У меня девчонка есть, Крошка Лиза-Джейн! Она ночью со мною останется, А тебе ничего не достанется!Очередная стружка пролетела в прозрачном утреннем воздухе, а ей вдогонку устремился плевок из табачной жвачки Старика Гордона. Его охотничий нож поблескивал на солнце, а водянистые голубые глаза искоса поглядывали на заготовку новой ножки, которую он выстругивал для своего любимого стула.
Хруст…
Услышав этот звук, Старик поднял курносое лицо со щеками цвета спелой вишни. Он перестал строгать и опустил свои руки в давних шрамах на колени.
— А? Кто это там? — приветливо спросил он скрипучим голосом, глядя в сторону леса.
Хруст…
Кто-то очень тихо вышел из кустарника. Его выдавал только знакомый хруст. Старик широко улыбнулся, обнажая беззубый рот.
— Кто это? — ласково переспросил он. — Это ты, Берт?
Хруст…
Незнакомец приближался с опаской, и Старик вернулся к своему занятию — деревообработке. Летели щепки, посверкивал нож, Старик напевал «Крошку Лизу-Джейн».
Наконец, Старик поднял глаза и увидел, что незнакомец не двигается с места. Старик помахал ему ножом.
— Заходи, присаживайся. Ты чего? Язык проглотил? Устраивай свои ноги поудобнее и потолкуем о том, о сем. Я тебя не вижу, потому как у меня с прошлого года разбиты очки, а я все никак не велю своим мальчикам отвезти меня в город за новыми. Этакие негодники…
Незнакомец не ответил, но в больших красных глазах его вспыхнуло любопытство, и встрепенулись отвислые мертвенно-бледные уши. Он сделал еще один шаг и выпростал некий червеобразный придаток, возможно, ногу, которая, вся белесая, показалась на солнце, как бы щекоча и зондируя почву под собой, а за ней с паучьим проворством выскочили еще две.

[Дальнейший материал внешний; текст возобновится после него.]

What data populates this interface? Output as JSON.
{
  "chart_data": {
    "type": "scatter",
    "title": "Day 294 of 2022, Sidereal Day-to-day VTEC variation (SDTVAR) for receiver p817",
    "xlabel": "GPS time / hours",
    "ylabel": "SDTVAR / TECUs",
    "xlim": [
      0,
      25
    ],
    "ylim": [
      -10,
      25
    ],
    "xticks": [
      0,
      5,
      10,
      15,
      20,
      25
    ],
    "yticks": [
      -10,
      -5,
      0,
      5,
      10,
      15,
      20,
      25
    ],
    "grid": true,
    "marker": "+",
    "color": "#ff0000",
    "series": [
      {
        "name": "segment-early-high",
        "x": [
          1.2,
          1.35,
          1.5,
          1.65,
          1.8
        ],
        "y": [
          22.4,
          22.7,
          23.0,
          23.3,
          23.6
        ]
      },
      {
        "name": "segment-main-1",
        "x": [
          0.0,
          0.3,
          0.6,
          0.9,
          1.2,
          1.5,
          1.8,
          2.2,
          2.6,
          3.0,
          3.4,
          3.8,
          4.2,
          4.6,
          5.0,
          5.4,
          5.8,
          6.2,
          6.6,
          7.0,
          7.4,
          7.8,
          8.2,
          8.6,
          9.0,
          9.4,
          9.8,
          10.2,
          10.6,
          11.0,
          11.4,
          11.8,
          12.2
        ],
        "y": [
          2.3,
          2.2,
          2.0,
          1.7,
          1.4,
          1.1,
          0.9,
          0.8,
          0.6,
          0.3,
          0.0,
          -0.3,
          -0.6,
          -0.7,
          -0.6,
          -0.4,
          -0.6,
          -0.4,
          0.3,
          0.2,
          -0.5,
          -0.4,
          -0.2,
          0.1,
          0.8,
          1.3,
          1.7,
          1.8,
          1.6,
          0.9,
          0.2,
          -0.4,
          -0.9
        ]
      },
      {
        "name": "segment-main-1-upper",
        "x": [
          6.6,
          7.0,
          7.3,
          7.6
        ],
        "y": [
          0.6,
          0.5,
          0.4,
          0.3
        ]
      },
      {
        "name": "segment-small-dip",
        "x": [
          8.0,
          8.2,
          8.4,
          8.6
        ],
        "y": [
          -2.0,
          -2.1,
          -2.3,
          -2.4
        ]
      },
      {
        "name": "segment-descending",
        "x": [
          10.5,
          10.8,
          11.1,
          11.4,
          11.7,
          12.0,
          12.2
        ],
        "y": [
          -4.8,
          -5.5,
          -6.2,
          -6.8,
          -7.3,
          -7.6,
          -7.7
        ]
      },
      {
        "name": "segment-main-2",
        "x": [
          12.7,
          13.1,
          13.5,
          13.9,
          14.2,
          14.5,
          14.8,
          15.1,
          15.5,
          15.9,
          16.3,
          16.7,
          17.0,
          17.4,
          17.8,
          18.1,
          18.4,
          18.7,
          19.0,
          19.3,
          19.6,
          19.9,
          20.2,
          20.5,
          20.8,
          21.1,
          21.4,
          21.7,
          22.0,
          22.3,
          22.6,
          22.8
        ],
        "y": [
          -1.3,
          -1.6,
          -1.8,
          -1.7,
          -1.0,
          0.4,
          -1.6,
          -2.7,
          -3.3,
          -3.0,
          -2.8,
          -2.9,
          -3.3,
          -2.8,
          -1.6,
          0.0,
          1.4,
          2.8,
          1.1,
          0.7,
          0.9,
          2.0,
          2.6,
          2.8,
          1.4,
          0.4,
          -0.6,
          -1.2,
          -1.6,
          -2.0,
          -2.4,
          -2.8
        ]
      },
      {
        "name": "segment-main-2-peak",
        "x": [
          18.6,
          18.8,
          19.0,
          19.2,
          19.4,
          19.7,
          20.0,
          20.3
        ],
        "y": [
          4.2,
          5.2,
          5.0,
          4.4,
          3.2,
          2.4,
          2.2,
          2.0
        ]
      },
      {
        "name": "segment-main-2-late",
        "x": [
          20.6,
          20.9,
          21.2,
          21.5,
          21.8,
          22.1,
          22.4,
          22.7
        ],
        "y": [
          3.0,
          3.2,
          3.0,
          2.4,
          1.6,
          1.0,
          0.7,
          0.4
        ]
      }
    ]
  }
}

— Раз ты в рот воды набрал, — крякнул дед, — придется мне одному разговоры разговаривать. — Старик стесал с деревяшки изрядный кусок. — Я-то сначала подумал, ты мой сосед. Может, что-то стряслось, сынок? Подустал? Приболел? Или просто заупрямился?
Молчание.
— Мне без разницы, что там с тобой приключилось, но ты все равно присаживайся, потому что мне тут в Озарке до чертиков одиноко. Родня, знаешь ли, по большей части в отъезде. Вот и оставили меня присматривать за домом.
Тут он разразился булькающим грудным смехом.
— Самое-то смешное, я за три вытянутые руки дверь в нужник не увижу. И… — тут он рассмеялся еще громогласнее. — Да если бы даже у меня было нормальное зрение, на какого черта тут смотреть-то!
— Ур-ру-люр-люр-люр-люр…
При этих ласкающих слух трелях дед поднял голову.
— Это еще что?
— Ур-ру-люр… мур… люр-ра…
— Гмм-мм, — Старик в упор уставился на пришельца, пережевывая табак за небритой щекой и соображая, шутит чужак или серьезен.
— На каком это ты языке говоришь?
— Люрр.
Старик покачал большой головой и, усмехаясь, подергал себя за бакенбарды.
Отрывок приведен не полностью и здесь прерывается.